New research into heading a football has identified ‘’significant’’ changes in brain function from routine practice.
The study by the University of Stirling is the first to detect direct changes after players are exposed to everyday head impacts, as opposed to clinical brain injuries like concussion.
The findings come after concerns that players’ brains are damaged by repeated head impacts.
World Cup winner George Cohen has called for the game to tackle the issue of head injuries, saying old-style leather footballs are ‘’nasty’’.
Former England and West Brom striker Jeff Astle died in 2002 at the age of 59 having suffered from early on-set dementia, which a coroner found was caused by heading footballs and gave the cause of death as ‘’industrial disease’’.
A subsequent re-examination of Astle’s brain found he was suffering from the neuro-degenerative brain disease chronic traumatic encephalopathy (CTE).
CTE can only be established following death and it has also been found in deceased American footballers, boxers and rugby players.
Astle’s daughter Dawn has been campaigning for more research into the matter and was told by the Football Association and the Professional Footballers’ Association in late 2014 that they were talking to Fifa.
Now, researchers have tested a group of 19 footballers by making them head a ball 20 times.
The ball was fired from a machine designed to simulate the pace and power of a corner and scientists tested players’ brain function and memory before and immediately after the heading sessions. They were also tested after 24 hours, 48 hours and two weeks.
Increased inhibition in the brain was detected after just a single session of heading. Memory test performance was also reduced between 41 and 67 per cent, with effects normalising within 24 hours.
Whether the changes to the brain remain temporary after repeated exposure to a football and the long-term consequences of heading on brain health, are yet to be investigated.

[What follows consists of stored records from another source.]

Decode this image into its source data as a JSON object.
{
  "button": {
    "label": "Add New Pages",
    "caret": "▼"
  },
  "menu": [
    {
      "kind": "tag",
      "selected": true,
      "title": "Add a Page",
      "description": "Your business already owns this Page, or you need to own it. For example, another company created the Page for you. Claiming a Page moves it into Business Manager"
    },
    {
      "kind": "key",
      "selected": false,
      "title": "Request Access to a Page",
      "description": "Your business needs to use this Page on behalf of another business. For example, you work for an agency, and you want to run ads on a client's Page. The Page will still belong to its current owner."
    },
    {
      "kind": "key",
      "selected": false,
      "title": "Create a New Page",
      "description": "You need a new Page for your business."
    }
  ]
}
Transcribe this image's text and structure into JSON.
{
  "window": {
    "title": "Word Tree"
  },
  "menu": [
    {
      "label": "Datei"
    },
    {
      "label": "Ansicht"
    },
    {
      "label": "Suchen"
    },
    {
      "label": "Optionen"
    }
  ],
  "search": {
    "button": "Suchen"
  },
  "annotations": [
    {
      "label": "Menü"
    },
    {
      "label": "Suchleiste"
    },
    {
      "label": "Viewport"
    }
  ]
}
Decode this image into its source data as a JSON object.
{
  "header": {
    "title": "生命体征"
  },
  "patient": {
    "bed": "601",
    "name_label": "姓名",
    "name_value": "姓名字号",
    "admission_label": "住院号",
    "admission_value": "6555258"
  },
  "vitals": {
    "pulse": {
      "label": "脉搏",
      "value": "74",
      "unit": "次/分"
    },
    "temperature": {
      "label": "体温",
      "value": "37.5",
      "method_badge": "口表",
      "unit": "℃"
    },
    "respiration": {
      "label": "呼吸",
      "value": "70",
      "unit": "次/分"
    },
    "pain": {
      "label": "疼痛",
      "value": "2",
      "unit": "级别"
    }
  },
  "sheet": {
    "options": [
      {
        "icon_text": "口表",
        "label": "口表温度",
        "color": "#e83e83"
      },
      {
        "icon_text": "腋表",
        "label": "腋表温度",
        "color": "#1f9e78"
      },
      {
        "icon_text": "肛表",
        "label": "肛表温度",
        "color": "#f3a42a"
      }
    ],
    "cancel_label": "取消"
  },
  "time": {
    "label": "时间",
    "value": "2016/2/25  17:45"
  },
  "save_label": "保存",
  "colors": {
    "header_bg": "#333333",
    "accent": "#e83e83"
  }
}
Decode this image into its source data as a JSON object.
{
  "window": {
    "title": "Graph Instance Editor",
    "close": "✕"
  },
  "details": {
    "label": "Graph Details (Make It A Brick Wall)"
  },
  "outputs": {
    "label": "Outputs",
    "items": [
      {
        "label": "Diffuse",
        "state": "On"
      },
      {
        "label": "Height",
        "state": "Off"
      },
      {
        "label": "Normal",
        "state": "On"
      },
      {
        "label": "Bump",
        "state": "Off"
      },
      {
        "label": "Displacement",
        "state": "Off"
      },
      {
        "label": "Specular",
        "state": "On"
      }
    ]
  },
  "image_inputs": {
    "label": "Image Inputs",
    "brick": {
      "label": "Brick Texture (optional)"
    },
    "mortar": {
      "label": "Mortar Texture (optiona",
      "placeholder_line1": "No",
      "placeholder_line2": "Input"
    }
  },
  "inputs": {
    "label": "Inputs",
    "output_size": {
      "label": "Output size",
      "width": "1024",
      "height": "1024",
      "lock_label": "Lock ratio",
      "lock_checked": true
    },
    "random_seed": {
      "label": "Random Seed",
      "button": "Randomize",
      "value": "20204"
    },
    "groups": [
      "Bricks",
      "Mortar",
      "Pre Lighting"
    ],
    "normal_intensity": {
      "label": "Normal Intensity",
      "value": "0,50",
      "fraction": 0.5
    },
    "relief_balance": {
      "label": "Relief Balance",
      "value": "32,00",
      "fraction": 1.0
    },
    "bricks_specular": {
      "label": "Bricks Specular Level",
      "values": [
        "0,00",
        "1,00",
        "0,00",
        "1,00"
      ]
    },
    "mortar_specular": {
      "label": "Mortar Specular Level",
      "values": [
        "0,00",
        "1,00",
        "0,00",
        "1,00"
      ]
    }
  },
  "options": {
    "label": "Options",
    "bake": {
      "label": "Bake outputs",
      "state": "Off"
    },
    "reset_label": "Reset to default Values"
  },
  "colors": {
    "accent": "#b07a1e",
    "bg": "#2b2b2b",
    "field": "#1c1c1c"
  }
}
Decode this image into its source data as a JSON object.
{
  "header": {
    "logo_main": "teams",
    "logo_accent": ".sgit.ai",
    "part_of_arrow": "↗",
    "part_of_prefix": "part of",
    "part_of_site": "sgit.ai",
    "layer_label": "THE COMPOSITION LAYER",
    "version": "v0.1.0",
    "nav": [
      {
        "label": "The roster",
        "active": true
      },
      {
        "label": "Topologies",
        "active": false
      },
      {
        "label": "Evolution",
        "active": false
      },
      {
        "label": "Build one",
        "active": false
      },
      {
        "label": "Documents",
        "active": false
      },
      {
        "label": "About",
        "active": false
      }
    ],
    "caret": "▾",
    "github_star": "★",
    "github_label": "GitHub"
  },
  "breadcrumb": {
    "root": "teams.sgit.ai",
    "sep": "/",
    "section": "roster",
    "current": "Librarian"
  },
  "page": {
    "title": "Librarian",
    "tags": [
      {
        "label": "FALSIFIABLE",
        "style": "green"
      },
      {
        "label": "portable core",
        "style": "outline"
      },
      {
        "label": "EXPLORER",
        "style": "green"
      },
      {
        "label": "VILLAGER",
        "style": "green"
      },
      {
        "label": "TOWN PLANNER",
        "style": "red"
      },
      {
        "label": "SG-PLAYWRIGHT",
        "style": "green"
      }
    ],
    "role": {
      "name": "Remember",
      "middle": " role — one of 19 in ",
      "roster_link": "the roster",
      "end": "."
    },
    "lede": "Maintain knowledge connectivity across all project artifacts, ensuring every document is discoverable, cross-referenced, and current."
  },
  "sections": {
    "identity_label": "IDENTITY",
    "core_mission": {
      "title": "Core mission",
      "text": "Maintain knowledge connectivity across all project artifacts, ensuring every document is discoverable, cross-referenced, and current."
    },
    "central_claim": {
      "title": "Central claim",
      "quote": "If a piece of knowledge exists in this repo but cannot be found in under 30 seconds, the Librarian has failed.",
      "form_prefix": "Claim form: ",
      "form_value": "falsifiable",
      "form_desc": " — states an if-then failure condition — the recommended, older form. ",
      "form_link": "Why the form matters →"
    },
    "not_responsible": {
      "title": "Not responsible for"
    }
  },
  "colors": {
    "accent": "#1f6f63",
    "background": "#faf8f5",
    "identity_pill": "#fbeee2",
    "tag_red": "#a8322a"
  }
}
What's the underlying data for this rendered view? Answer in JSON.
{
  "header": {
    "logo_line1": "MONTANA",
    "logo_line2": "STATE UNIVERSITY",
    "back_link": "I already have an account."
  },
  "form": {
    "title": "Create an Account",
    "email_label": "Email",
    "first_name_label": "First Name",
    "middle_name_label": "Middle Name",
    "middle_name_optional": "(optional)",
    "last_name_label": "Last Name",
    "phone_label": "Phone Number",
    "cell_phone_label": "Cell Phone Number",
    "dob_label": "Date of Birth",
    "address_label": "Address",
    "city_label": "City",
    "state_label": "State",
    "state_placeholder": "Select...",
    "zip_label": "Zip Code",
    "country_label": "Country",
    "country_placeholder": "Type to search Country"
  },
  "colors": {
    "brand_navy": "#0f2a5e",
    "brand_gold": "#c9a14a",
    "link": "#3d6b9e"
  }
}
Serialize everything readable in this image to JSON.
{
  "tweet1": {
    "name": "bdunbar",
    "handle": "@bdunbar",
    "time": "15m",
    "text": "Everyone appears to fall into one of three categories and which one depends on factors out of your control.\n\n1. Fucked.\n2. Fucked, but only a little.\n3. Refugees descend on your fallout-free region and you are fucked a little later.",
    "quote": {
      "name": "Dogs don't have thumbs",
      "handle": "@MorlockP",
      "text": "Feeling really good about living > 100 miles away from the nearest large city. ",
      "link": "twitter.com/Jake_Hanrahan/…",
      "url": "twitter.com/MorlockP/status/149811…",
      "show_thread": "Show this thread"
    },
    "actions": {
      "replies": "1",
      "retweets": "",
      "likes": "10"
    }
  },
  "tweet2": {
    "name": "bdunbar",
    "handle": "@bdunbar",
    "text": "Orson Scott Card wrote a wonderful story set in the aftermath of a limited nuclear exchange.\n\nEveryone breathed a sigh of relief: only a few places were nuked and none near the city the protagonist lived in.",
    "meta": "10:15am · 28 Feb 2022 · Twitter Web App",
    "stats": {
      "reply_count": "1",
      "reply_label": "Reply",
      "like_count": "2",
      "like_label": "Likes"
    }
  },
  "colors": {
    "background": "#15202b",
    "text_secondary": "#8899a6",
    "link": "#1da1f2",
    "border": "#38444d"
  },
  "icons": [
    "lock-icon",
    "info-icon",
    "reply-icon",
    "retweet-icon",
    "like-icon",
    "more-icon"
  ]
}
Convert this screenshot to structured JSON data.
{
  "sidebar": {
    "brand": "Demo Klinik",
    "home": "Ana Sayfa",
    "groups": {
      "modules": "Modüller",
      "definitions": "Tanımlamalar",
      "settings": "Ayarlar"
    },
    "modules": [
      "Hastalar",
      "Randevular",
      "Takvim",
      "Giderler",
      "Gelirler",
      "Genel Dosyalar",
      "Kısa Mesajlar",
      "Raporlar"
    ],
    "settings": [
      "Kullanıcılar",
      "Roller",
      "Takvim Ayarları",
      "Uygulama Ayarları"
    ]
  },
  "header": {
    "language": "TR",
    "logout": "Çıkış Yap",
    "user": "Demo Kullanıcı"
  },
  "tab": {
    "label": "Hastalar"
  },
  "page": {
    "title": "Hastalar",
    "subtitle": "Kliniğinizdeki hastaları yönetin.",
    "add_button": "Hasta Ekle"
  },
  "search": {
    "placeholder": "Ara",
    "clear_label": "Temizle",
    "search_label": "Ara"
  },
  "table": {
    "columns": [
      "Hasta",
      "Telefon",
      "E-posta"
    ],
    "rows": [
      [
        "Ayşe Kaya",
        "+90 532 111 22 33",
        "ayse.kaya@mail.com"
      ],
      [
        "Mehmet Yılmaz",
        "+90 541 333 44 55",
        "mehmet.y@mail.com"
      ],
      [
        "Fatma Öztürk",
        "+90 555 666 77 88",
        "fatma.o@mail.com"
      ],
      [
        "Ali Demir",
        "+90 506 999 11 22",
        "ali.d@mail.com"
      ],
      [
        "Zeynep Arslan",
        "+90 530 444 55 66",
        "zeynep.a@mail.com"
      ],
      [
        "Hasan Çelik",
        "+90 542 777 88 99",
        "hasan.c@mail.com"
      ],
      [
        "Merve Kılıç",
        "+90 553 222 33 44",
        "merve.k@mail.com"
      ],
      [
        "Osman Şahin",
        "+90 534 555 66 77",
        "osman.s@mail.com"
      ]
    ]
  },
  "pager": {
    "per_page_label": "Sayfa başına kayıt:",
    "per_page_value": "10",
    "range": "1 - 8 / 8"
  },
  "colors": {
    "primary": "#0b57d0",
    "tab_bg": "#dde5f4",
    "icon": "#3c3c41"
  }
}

Cognitive neuroscientist Dr Magdalena Ietswaart said: ‘’In light of growing concern about the effects of contact sport on brain health, we wanted to see if our brain reacts instantly to heading a football.
‘’Using a drill most amateur and professional teams would be familiar with, we found there was in fact increased inhibition in the brain immediately after heading and that performance on memory tests was reduced significantly.
‘’Although the changes were temporary, we believe they are significant to brain health, particularly if they happen over and over again as they do in football heading.
‘’With large numbers of people around the world participating in this sport, it is important that they are aware of what is happening inside the brain and the lasting effect this may have.’’
Dr Angus Hunter, from the university’s Faculty of Health Sciences and Sport, added: ‘’For the first time, sporting bodies and members of the public can see clear evidence of the risks associated with repetitive impact caused by heading a football.
‘’We hope these findings will open up new approaches for detecting, monitoring and preventing cumulative brain injuries in sport.
‘’We need to safeguard the long term health of football players at all levels, as well as individuals involved in other contact sports.’’
Cohen told the Daily Telegraph in June: ‘’You felt sick sometimes when it hit you. They started out at 14 to 16 ounces but, with rain, they were two or three pounds.
‘’Even if it hit you on the side of the head, a graze, it was really uncomfortable. Those early balls were really rather nasty.”